What Evidence Does a Compliant Datadog Access Review Need to Produce? For SOC 2 Type II, the evidence package from a Datadog access review needs to show: That the review happened within the required interval. Who reviewed which user’s access, when, and what decision they made. What happened to access that was flagged for revocation — confirmation that the access was actually removed. A non-editable format that demonstrates the record wasn’t modified after the fact. For ISO 27001, the requirements are similar with additional emphasis on documented process and reviewer objectivity — users shouldn’t be certifying their own access. The manual approach can satisfy these requirements with sufficient care, but it requires additional process discipline: version-controlled records, dated approvals, confirmed remediation documentation, and a format that resists post-hoc modification. The automated approach produces these outputs as a byproduct of the review workflow — the system generates the timestamped report, records the reviewer attribution for each decision, confirms the execution of revocations, and produces the final evidence package in a format that auditors accept without supplemental controls.

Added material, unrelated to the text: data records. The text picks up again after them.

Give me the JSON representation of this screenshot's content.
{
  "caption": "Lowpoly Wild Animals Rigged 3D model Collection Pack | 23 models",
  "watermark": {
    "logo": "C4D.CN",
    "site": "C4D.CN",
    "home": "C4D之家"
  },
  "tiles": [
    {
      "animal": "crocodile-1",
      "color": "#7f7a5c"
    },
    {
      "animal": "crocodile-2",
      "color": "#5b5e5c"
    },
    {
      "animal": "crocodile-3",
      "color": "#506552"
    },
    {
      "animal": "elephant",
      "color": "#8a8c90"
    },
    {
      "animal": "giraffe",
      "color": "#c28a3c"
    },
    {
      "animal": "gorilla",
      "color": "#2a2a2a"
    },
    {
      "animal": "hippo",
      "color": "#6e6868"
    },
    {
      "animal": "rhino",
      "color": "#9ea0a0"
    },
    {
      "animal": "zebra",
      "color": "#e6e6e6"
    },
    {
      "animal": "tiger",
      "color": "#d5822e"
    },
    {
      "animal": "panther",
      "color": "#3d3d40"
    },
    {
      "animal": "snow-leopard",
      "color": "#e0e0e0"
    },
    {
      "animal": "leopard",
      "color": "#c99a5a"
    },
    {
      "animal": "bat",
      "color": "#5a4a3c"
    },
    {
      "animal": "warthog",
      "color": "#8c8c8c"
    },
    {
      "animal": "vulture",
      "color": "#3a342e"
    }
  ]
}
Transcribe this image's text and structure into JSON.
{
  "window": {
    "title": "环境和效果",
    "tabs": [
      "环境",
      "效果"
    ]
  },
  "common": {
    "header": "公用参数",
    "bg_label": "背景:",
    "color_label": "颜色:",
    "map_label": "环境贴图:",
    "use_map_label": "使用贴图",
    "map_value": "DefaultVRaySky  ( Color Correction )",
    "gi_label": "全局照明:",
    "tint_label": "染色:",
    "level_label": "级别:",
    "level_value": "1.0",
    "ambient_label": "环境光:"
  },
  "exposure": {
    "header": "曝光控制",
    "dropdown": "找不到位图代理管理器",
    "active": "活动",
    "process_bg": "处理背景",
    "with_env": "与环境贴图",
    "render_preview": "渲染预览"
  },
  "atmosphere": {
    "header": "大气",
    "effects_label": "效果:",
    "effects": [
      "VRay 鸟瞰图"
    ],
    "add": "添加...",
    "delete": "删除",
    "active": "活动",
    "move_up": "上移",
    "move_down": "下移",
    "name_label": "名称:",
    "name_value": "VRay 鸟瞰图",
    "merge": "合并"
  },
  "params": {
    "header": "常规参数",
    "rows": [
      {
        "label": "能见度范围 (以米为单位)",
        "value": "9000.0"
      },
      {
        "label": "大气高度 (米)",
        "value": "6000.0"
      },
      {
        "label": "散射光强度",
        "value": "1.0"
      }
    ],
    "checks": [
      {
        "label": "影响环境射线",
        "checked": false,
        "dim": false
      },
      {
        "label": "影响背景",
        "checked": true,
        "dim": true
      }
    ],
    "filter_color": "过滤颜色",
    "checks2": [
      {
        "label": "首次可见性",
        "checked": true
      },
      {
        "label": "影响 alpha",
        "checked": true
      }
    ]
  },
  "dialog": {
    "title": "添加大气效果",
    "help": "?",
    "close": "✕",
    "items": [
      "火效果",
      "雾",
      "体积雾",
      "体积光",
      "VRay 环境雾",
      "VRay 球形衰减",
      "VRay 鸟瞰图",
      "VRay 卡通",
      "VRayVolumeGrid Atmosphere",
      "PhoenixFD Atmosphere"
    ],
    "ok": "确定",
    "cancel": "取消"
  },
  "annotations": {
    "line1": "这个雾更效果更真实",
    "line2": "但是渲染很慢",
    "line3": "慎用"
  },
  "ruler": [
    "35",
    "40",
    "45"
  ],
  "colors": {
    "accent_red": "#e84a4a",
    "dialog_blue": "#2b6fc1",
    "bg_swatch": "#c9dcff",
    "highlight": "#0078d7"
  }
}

When Does Manual Make Sense vs. Automated? Manual reviews are appropriate when: Datadog is one of very few applications in your compliance scope. Your user population is small enough that a one-person review is tractable (under 50 users is typically manageable). Your compliance requirement is relatively light — a single annual review rather than quarterly certification. You’re running a first-pass review to establish a baseline before investing in automation. Automated reviews are appropriate when: Datadog is one of many applications in a larger compliance program. Your user population is large enough that manual export and review is error-prone. You need quarterly review cycles and the manual overhead is unsustainable. Your compliance framework requires evidence quality that manual exports can’t reliably produce. You want the review for Datadog to be part of a unified access review covering all your applications rather than a separate exercise.